There are many outputs, but (unfortunately) only the first one (b) is relavant here. The output shows that, in forward, b is assigned from inputs[2] in line 111 and converted into c-contiguous in line 137. However in backward, b is assigned in line 228 and that's it with no conversion into c-contiguous, which is a bug (#2666). In the same way, it can also find a smilar bug such as #2582 (do not forget to set l13 and l15 of chainer_dataflow.py into forward and backward, instead of forward_gpu and backward_gpu). This bug fix actually is the one that motivated me to try this idea.

Here's another example:

$ git checkout e6a7ec62773f0df0 # same commit as the above
$ ~/chainer_dataflow.py chainer/functions/connection/dilated_convolution_2d.py
...
...
--------------------------------------------------
different data flow! ( x_desc )
forward:
133 x_desc = cudnn.create_tensor_descriptor(xji)
backward:
247 x_desc = cudnn.create_tensor_descriptor(x)
--------------------------------------------------

In this case x_desc are assigned with tensor descriptors created from different tensors, which was actually not a critical bug but a naming inconsisntecy (#2665).

Limitations and Potantial Extensions

Because both the idea and the script are very simple, of cource there are many limitations. The aim of this post is not like "a research paper that claims super novelty", but to tell the idea to other people with a hope that they may come up with a more clever idea besed on mine, which will be beneficial to the whole community. One obvisous limitation is that it yields a loooot of false positives. It might be useful to defined a threshold of "relevant difference level".

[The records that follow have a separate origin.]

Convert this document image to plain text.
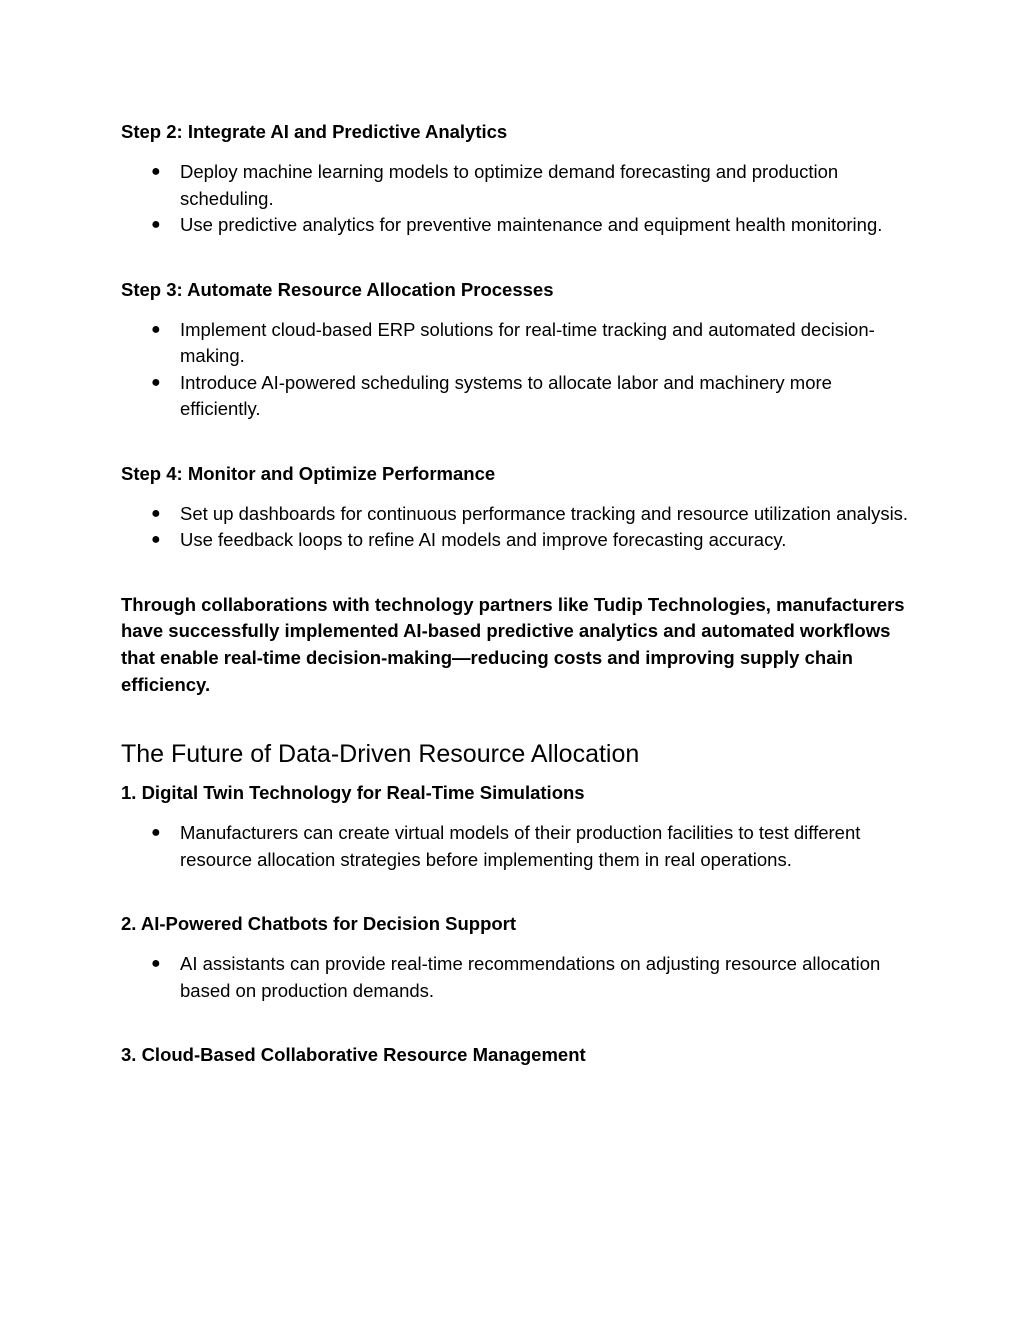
Step 2: Integrate AI and Predictive Analytics

● Deploy machine learning models to optimize demand forecasting and production scheduling.
● Use predictive analytics for preventive maintenance and equipment health monitoring.

Step 3: Automate Resource Allocation Processes

● Implement cloud-based ERP solutions for real-time tracking and automated decision-making.
● Introduce AI-powered scheduling systems to allocate labor and machinery more efficiently.

Step 4: Monitor and Optimize Performance

● Set up dashboards for continuous performance tracking and resource utilization analysis.
● Use feedback loops to refine AI models and improve forecasting accuracy.

Through collaborations with technology partners like Tudip Technologies, manufacturers have successfully implemented AI-based predictive analytics and automated workflows that enable real-time decision-making—reducing costs and improving supply chain efficiency.

The Future of Data-Driven Resource Allocation

1. Digital Twin Technology for Real-Time Simulations

● Manufacturers can create virtual models of their production facilities to test different resource allocation strategies before implementing them in real operations.

2. AI-Powered Chatbots for Decision Support

● AI assistants can provide real-time recommendations on adjusting resource allocation based on production demands.

3. Cloud-Based Collaborative Resource Management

A possible way to extend the idea I have in mind, is to compare the code among forward_cpu and foward_gpu, but and among foward and backward. This is based on a though that some preparation code must be shared both in the cpu mode and the gpu mode. For example, #2589 fixed a missing assertion in the gpu mode code that already existed in the cpu mode code.